Вот в эту-то пустыню «после Христа» и врезывается его проповедь, никого не пробуждая к вниманию. От нее больно духовенству: и отсюда слышатся на него окрики. Но вне духовенства решительно никому не больно от нее, как и не сладко от нее. И Мережковский, со всем богатством совершенно новых тем — тем, наконец, житейски важных, ибо они или рушат, или преобразовывают, но ничего не оставляют в прежнем виде — являет сам вид того жалкого англичанина, который года три назад замерз на улицах Петербурга, не будучи в силах объяснить, кто он, откуда и чего ему нужно.
В. РОЗАНОВ
ТРАГИЧЕСКОЕ ОСТРОУМИЕ[191]
Безо всякого намерения быть остроумным, поэт Блок невольно сострил; и верно оттого, что самое дело, о котором он пишет, заключает остроумие внутри себя, остроумно само по себе… В статье с приглашающим заглавием: «Мережковский», он пишет: «Открыв или перелистав его книги, можно прийти в смятение, в ужас, даже — в негодование. „Бог, Бог, Бог, Христос, Христос, Христос“, — положительно, нет страницы без этих Имен, именно Имен, не с большой, а с огромной, что она все заслоняет, на все бросает крестообразную тень, точно вывеска „Какао“ или „Угрин“ на Загородном, и без нее мертвом поле, над холодными волнами Финского залива, без нее мертвого».

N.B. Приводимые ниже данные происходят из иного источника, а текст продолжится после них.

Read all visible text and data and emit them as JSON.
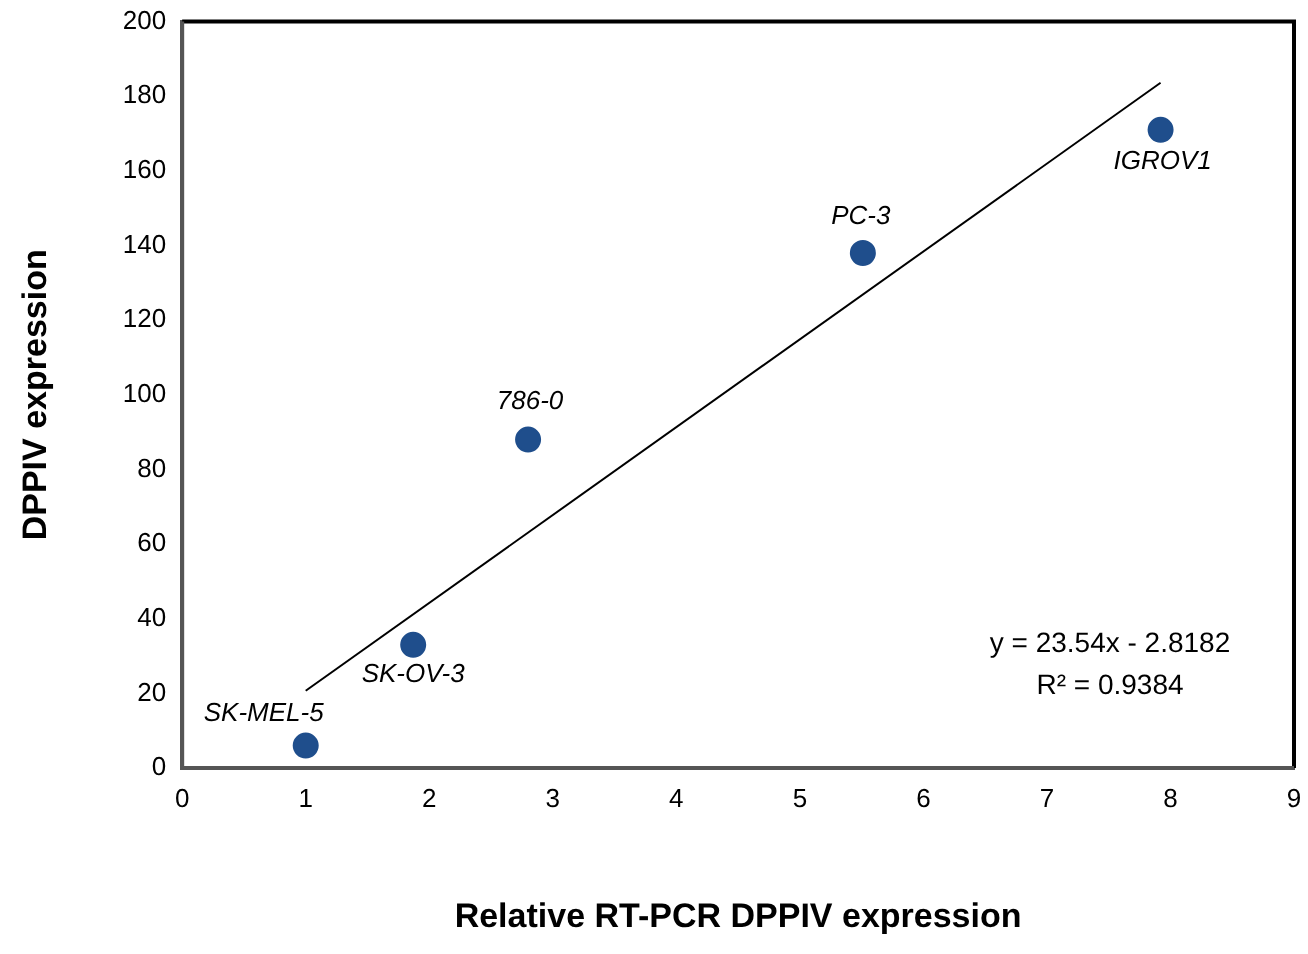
{
  "chart_data": {
    "type": "scatter",
    "xlabel": "Relative RT-PCR DPPIV expression",
    "ylabel": "DPPIV expression",
    "x": [
      1.0,
      1.87,
      2.8,
      5.51,
      7.92
    ],
    "series": [
      {
        "color": "#1f4e8c",
        "values": [
          6,
          33,
          88,
          138,
          171
        ]
      },
      {
        "type": "line",
        "color": "#000000",
        "x": [
          1.0,
          7.92
        ],
        "values": [
          20.7,
          183.6
        ],
        "marker": "none"
      }
    ],
    "xlim": [
      0,
      9
    ],
    "xticks": [
      0,
      1,
      2,
      3,
      4,
      5,
      6,
      7,
      8,
      9
    ],
    "ylim": [
      0,
      200
    ],
    "yticks": [
      0,
      20,
      40,
      60,
      80,
      100,
      120,
      140,
      160,
      180,
      200
    ],
    "grid": false,
    "legend": false,
    "marker": "circle",
    "annotations": [
      {
        "text": "SK-MEL-5",
        "x": 1.0,
        "y": 6
      },
      {
        "text": "SK-OV-3",
        "x": 1.87,
        "y": 33
      },
      {
        "text": "786-0",
        "x": 2.8,
        "y": 88
      },
      {
        "text": "PC-3",
        "x": 5.51,
        "y": 138
      },
      {
        "text": "IGROV1",
        "x": 7.92,
        "y": 171
      },
      "y = 23.54x - 2.8182",
      "R² = 0.9384"
    ]
  }
}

Подвернулось же сравнение поэту и другу… Именно, как «Какао» и «Угрин» тычутся вам в глаза, когда вы подъезжаете к городу отнюдь не затем, чтобы напиться там какао, а за чем-то нужным, дельным, важным, наконец, тревожным, и оно никому не нужно, кроме торгующего ими, — так точно и Мережковский поступает с религиею, страшно ее понижая, страшно от нее отталкивая. Своим невольно удачным сравнением (дело за себя говорит) Блок чрезвычайно много разъяснил и сделал почти излишним тот комментарий, о каком просит поднявшееся вкруг Мережковского недоумение. Именно, как «Угрин», «Какао», «Угрин», «Какао», чередуются священные имена… Гадко, невыносимо.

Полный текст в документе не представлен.